2006: Financial Post, “Possible chocolate shortage ahead”

2002, Discover, “Endangered chocolate”

1998, New York Times, “Chocoholics take note: beloved bean in peril” (predicting a shortfall in “as little as 5-10 years”)

 

It could be that, like bananas, chocolate really always is in peril, or it could be that falling global inequality will make it much more expensive, or it could be that it’s just a good story.

February 15, 2016

Sounds like a good deal

From Stuff

“According to a new study titled, Music Makes it Home, couples who listen to music together saw a huge spike in their sex lives.”

This is a genuine experimental study, but it’s for marketing. Neither the design nor the reporting are done they way they would be if the aim was to find things out.

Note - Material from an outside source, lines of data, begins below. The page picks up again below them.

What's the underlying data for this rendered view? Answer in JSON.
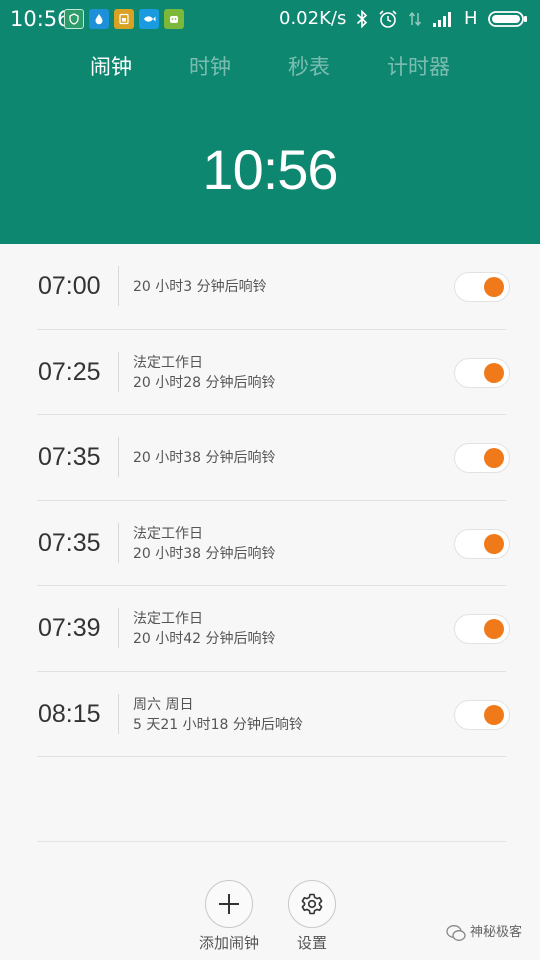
{
  "status_bar": {
    "time": "10:56",
    "net_speed": "0.02K/s",
    "network_type": "H",
    "left_icons": [
      "shield-app-icon",
      "drop-app-icon",
      "sim-app-icon",
      "fish-app-icon",
      "robot-app-icon"
    ],
    "right_icons": [
      "bluetooth-icon",
      "alarm-clock-icon",
      "data-arrows-icon",
      "signal-icon",
      "battery-icon"
    ]
  },
  "tabs": [
    {
      "label": "闹钟",
      "active": true
    },
    {
      "label": "时钟",
      "active": false
    },
    {
      "label": "秒表",
      "active": false
    },
    {
      "label": "计时器",
      "active": false
    }
  ],
  "current_time": "10:56",
  "alarms": [
    {
      "time": "07:00",
      "repeat": "",
      "countdown": "20 小时3 分钟后响铃",
      "enabled": true
    },
    {
      "time": "07:25",
      "repeat": "法定工作日",
      "countdown": "20 小时28 分钟后响铃",
      "enabled": true
    },
    {
      "time": "07:35",
      "repeat": "",
      "countdown": "20 小时38 分钟后响铃",
      "enabled": true
    },
    {
      "time": "07:35",
      "repeat": "法定工作日",
      "countdown": "20 小时38 分钟后响铃",
      "enabled": true
    },
    {
      "time": "07:39",
      "repeat": "法定工作日",
      "countdown": "20 小时42 分钟后响铃",
      "enabled": true
    },
    {
      "time": "08:15",
      "repeat": "周六 周日",
      "countdown": "5 天21 小时18 分钟后响铃",
      "enabled": true
    }
  ],
  "actions": {
    "add_label": "添加闹钟",
    "settings_label": "设置"
  },
  "watermark": "神秘极客",
  "colors": {
    "header": "#0e8770",
    "toggle_on": "#f07a1a",
    "background": "#f7f7f7"
  }
}
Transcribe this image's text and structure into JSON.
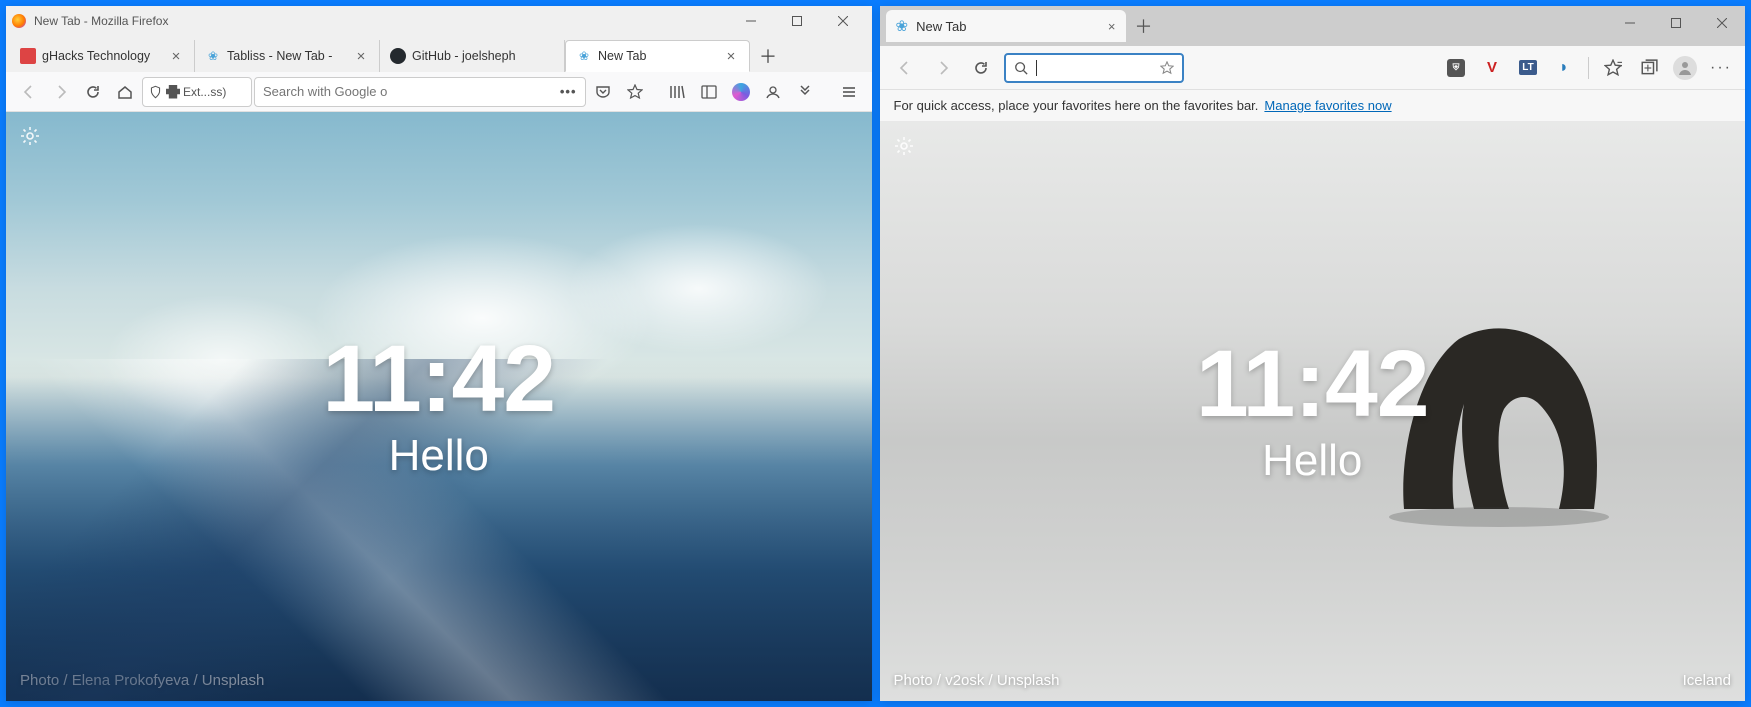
{
  "firefox": {
    "window_title": "New Tab - Mozilla Firefox",
    "tabs": [
      {
        "label": "gHacks Technology"
      },
      {
        "label": "Tabliss - New Tab -"
      },
      {
        "label": "GitHub - joelsheph"
      },
      {
        "label": "New Tab"
      }
    ],
    "url_ext_label": "Ext...ss)",
    "search_placeholder": "Search with Google o",
    "content": {
      "time": "11:42",
      "greeting": "Hello",
      "credit": "Photo / Elena Prokofyeva / Unsplash"
    }
  },
  "edge": {
    "tab_label": "New Tab",
    "favorites_hint": "For quick access, place your favorites here on the favorites bar.",
    "manage_link": "Manage favorites now",
    "content": {
      "time": "11:42",
      "greeting": "Hello",
      "credit": "Photo / v2osk / Unsplash",
      "location": "Iceland"
    }
  }
}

In addition to a survey of 30,000 people, which just tells you about opinions, Stuff says Sonos did an experiment with 30 families:

Each family was given a Sonos sound system and Apple Music subscription and monitored for two weeks. In the first week, families were supposed to go about their lives as usual. But in the second week, they were to listen to the music.

Sonos says

The first week,participants were instructed not to listen to music out loud. The second week,participants were encouraged to listen to music out loud as much as they wanted.

That’s a big difference.

The reporting, both from Sonos and from Stuff, mixes results from the 30,000-person survey in with the experiment results.  For example, the headline statistic in the Stuff story, 67% more sex, is from the survey, even though the phrasing “saw a huge spike in their sex lives” makes it sound like a change seen in the experiment. The experimental study found 37% more ‘active time in the bedroom’.

Overall, the differences seen in the experimental study still look pretty impressive, but there are two further points to consider.  First, the participants knew exactly what was going on and why, and had been given lots of expensive electronics.  It’s not unreasonable to think this might bias the results.

Second, we don’t have complete results, just the summaries that Sonos has provided — it wouldn’t be surprising if they had highlighted the best bits. In fact, the neuroscientist involved with the study admits in the story that negative results probably wouldn’t have been published.